I overheard a conversation the supervisor was having with the other nurses last night (all Lpn) and they were saying “Why would an RN with a BSN work here, they need to go work in a hospital where they belong. 
They were also discussing the other RN on day shift and how they have more skills than her even though she has been a nurse for 25 years.  I do know most of her career was spent in psych. 

Just be kind to all as much as possible and avoid conversations like this. It's possible that you even being within earshot was motivation for them, given the topic of conversation.

There is more work than can be accomplished in any nursing setting these days. Absolutely no time for this, and no good reason to let these kinds of things take up space in your head anyway. Life can get pretty miserable if you start paying too much attention to certain behaviors and opinions of others. Be kind and go do your work and if they don't like that it's on them.

8 hours ago, JKL33 said:

Just be kind to all as much as possible and avoid conversations like this. It's possible that you even being within earshot was motivation for them, given the topic of conversation.

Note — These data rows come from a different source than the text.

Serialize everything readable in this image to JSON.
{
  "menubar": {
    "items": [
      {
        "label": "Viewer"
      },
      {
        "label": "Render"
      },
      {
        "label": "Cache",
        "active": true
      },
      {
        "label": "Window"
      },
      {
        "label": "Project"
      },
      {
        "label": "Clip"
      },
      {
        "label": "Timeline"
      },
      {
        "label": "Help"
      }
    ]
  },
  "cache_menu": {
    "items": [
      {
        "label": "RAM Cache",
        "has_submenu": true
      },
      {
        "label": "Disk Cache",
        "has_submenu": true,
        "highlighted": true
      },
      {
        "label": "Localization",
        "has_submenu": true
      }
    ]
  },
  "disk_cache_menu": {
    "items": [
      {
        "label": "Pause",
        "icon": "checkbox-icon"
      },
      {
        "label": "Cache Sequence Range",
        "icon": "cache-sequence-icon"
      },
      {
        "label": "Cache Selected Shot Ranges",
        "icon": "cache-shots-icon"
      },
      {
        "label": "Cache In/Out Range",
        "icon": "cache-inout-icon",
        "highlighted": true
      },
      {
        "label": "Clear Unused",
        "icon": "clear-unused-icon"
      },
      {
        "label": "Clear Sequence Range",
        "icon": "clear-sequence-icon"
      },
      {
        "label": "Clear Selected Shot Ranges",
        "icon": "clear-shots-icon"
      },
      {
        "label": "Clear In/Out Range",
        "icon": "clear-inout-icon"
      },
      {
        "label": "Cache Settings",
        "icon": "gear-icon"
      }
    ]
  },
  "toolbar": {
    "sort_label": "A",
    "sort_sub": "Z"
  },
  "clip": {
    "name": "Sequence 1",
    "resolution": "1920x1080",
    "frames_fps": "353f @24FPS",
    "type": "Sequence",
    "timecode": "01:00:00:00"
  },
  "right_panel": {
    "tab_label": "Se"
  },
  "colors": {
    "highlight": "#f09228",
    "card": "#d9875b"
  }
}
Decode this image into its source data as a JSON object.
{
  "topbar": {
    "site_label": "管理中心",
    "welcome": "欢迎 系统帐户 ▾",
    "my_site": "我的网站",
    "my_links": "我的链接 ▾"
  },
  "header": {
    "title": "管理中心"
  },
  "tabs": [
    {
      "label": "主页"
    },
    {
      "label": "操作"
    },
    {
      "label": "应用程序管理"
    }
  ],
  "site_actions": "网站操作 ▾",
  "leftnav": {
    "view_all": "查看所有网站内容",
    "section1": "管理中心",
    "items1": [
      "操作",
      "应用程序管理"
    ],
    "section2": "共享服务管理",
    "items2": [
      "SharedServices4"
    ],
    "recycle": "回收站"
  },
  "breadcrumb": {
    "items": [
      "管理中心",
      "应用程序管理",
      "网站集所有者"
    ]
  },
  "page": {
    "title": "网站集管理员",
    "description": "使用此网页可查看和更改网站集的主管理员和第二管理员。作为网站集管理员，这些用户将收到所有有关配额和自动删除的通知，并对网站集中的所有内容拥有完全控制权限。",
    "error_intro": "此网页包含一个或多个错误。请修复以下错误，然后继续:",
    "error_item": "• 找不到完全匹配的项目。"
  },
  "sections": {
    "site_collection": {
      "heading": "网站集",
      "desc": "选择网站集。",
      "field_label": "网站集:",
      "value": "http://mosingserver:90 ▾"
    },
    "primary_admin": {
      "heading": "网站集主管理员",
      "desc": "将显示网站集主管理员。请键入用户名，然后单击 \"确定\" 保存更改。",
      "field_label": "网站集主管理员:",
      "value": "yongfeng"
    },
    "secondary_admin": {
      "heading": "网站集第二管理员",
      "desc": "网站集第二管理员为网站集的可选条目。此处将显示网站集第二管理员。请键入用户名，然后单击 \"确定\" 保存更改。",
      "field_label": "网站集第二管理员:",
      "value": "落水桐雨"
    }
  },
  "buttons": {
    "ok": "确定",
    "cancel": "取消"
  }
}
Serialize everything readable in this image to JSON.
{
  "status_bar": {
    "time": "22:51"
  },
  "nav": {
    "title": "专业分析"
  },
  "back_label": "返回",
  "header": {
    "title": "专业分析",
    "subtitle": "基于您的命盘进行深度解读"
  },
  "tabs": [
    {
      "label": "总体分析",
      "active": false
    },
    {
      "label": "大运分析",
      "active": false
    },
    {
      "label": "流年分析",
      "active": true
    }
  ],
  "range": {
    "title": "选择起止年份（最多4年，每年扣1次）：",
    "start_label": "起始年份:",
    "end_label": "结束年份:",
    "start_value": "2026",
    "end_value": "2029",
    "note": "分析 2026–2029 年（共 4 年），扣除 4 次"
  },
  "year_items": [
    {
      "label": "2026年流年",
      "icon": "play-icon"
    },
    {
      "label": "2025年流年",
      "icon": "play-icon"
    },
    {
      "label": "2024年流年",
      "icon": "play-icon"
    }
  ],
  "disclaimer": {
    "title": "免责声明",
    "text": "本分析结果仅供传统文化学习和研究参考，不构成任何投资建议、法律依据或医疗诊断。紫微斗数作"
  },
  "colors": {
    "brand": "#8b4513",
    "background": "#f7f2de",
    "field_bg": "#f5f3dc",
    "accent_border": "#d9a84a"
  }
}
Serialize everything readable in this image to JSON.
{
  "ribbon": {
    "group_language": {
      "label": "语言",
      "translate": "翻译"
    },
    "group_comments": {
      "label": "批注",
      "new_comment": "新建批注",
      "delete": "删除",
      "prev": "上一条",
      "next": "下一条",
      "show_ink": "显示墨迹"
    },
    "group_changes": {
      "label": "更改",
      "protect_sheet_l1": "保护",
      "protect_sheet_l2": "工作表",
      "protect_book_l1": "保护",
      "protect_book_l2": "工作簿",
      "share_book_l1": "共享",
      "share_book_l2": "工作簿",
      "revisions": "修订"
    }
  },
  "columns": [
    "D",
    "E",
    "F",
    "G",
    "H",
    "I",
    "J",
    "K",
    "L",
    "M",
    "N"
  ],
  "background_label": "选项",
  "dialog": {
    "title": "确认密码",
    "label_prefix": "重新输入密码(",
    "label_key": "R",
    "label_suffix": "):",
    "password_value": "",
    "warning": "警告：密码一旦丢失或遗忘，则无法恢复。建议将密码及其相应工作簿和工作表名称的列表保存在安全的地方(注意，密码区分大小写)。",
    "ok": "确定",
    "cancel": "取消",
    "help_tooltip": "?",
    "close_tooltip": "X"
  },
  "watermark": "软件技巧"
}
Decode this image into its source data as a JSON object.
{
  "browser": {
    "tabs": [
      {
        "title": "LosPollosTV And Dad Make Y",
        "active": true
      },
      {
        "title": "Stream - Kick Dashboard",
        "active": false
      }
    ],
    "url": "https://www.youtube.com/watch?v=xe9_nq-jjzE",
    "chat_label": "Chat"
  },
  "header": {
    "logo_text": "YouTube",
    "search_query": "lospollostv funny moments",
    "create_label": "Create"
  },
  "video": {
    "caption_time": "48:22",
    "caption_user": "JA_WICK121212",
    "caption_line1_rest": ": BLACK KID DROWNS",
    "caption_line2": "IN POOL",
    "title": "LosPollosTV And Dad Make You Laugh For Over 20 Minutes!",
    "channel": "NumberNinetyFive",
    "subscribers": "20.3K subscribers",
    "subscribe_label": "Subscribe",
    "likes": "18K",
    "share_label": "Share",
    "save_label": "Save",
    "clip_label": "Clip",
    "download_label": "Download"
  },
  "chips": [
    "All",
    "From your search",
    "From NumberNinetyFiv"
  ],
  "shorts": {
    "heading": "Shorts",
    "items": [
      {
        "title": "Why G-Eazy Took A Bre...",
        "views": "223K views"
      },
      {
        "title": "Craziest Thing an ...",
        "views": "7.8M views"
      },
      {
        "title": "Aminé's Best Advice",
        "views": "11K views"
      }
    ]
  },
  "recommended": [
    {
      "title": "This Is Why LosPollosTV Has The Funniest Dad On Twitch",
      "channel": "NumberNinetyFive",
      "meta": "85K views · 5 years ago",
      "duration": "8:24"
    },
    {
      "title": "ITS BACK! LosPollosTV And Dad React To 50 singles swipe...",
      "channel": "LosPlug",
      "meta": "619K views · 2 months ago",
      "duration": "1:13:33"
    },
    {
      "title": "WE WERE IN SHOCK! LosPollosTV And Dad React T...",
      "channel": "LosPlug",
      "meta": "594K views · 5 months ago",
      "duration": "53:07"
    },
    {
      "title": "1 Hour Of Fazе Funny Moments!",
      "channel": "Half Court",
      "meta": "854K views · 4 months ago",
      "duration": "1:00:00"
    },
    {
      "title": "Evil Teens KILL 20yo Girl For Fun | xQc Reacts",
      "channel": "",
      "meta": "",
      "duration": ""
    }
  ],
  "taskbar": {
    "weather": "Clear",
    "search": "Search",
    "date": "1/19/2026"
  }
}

There is more work than can be accomplished in any nursing setting these days. Absolutely no time for this, and no good reason to let these kinds of things take up space in your head anyway. Life can get pretty miserable if you start paying too much attention to certain behaviors and opinions of others. Be kind and go do your work and if they don't like that it's on them.

This sounds nice, but there is an underlying and pernicious issue; complacency affecting patient care perhaps due to resentment of the "BSN RN".  Ignoring problems in the workplace leads to exacerbation with the potential for escalation of untoward behavior.